Frank Brost, a cattle producer from Rapid City, S.D., testified before the Senate Agriculture, Nutrition, and Forestry Committee for the Agriculture Credit to be included in the FY 2002 Farm Bill.

"Studies show that a lack of startup capital is the primary concern for both lenders and young farmers and ranchers," said Brost. "Lack of equity and the current return on investment keeps many successful partnerships from developing."

NCBA supports efforts to better serve these new entrants to the cattle industry. Relieving the producer and lender from undue regulations are additionally important. "Tools that help young producers begin operating without undue risk to the capital provider must be continued," Brost said.

Regardless of the size, location, or type of cattle operation, a number of changes have taken place in recent years that alter the relationship between producers and their credit/capital provider.

"Today's rancher may be depending on as many as a dozen different sources of products, management, and services," said Brost. "These most likely involve a financial relationship."
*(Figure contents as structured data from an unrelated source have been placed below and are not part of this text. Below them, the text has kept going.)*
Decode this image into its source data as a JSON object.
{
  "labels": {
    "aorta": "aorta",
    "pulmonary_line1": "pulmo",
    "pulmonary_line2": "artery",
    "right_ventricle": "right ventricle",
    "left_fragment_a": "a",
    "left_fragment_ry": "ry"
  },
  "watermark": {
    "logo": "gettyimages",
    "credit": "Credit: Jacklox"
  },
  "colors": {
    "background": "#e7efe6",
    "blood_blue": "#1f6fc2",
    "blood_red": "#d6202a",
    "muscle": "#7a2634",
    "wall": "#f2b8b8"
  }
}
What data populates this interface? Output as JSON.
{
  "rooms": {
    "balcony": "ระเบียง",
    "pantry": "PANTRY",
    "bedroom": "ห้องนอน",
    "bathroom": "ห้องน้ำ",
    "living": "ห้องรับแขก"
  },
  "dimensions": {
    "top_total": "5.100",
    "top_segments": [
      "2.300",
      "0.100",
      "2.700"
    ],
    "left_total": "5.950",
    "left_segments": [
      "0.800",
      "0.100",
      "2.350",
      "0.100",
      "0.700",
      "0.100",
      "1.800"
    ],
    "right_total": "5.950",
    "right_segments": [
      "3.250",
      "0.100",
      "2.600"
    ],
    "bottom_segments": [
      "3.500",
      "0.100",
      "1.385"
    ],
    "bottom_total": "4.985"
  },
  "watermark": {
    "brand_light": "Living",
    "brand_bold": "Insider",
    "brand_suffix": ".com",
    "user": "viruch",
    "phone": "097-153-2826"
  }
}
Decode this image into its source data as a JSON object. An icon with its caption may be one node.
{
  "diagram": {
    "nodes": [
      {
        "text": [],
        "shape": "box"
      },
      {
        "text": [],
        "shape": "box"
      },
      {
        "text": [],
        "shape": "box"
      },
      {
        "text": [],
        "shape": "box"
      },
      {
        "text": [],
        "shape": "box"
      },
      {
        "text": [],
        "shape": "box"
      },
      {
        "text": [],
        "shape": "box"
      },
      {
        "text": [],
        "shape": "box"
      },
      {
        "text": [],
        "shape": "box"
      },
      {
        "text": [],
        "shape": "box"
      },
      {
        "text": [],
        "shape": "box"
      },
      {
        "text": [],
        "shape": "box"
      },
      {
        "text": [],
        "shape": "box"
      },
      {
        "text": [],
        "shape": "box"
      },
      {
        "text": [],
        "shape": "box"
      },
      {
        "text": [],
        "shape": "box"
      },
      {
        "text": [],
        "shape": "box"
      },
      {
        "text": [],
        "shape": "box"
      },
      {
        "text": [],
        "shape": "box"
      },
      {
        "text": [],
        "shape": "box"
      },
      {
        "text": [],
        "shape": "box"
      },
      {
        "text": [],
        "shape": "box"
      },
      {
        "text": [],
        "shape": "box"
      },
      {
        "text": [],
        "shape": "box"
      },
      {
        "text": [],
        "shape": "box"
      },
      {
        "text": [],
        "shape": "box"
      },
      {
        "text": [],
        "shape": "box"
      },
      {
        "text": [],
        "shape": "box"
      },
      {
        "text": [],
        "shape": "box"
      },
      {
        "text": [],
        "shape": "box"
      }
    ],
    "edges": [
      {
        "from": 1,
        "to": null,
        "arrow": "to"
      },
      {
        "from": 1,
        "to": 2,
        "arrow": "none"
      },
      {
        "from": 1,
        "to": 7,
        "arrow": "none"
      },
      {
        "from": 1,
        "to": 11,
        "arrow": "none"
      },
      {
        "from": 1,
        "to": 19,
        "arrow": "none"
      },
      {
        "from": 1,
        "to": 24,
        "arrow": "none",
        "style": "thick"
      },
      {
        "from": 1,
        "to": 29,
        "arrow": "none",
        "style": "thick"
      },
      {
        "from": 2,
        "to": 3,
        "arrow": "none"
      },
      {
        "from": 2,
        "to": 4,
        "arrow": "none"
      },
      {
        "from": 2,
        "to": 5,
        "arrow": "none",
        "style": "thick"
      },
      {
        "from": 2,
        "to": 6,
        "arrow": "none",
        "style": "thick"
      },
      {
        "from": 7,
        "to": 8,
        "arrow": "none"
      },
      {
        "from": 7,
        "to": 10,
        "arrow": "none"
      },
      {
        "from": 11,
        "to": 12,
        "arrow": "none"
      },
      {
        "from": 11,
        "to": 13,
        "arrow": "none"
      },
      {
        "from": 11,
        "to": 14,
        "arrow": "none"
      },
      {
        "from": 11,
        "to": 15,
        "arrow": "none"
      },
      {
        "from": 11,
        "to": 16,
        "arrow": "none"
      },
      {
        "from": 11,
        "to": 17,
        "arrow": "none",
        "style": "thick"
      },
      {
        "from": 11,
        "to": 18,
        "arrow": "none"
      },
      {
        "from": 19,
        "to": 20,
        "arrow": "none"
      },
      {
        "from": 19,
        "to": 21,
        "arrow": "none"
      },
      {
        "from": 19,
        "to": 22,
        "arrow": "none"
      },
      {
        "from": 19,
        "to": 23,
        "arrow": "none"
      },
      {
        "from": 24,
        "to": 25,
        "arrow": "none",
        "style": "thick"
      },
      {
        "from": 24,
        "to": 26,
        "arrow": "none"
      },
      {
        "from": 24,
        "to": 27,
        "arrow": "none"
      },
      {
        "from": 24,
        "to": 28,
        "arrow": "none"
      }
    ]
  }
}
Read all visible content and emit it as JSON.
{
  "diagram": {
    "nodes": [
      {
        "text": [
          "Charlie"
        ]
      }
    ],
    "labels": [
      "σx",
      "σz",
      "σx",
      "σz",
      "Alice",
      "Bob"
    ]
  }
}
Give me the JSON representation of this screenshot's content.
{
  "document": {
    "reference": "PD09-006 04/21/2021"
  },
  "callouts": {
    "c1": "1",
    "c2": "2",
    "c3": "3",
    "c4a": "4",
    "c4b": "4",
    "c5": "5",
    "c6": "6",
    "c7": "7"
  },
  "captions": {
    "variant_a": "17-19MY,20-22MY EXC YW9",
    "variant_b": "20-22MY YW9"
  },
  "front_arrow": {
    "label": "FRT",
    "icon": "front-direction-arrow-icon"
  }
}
NCBA primarily believes three areas are essential in the next Farm Bill: investments in the future, reasonable regulations and effective infrastructure, and creative solutions to long-term concerns.

"The repeal of the Death Tax, inclusion of Farm Fish and Ranch Risk
Management (FFARRM) accounts, and reductions in Capital Gains rates will help every producer to better manage their resources in a manner that is conducive to business," Brost said.

NCBA further asked that new Farm Bill legislation be market-based, to supply demand driven when addressing the needs of agriculture.
This is the Committee's first hearing of the year on agriculture credit and its part in the FY 2002 Farm Bill.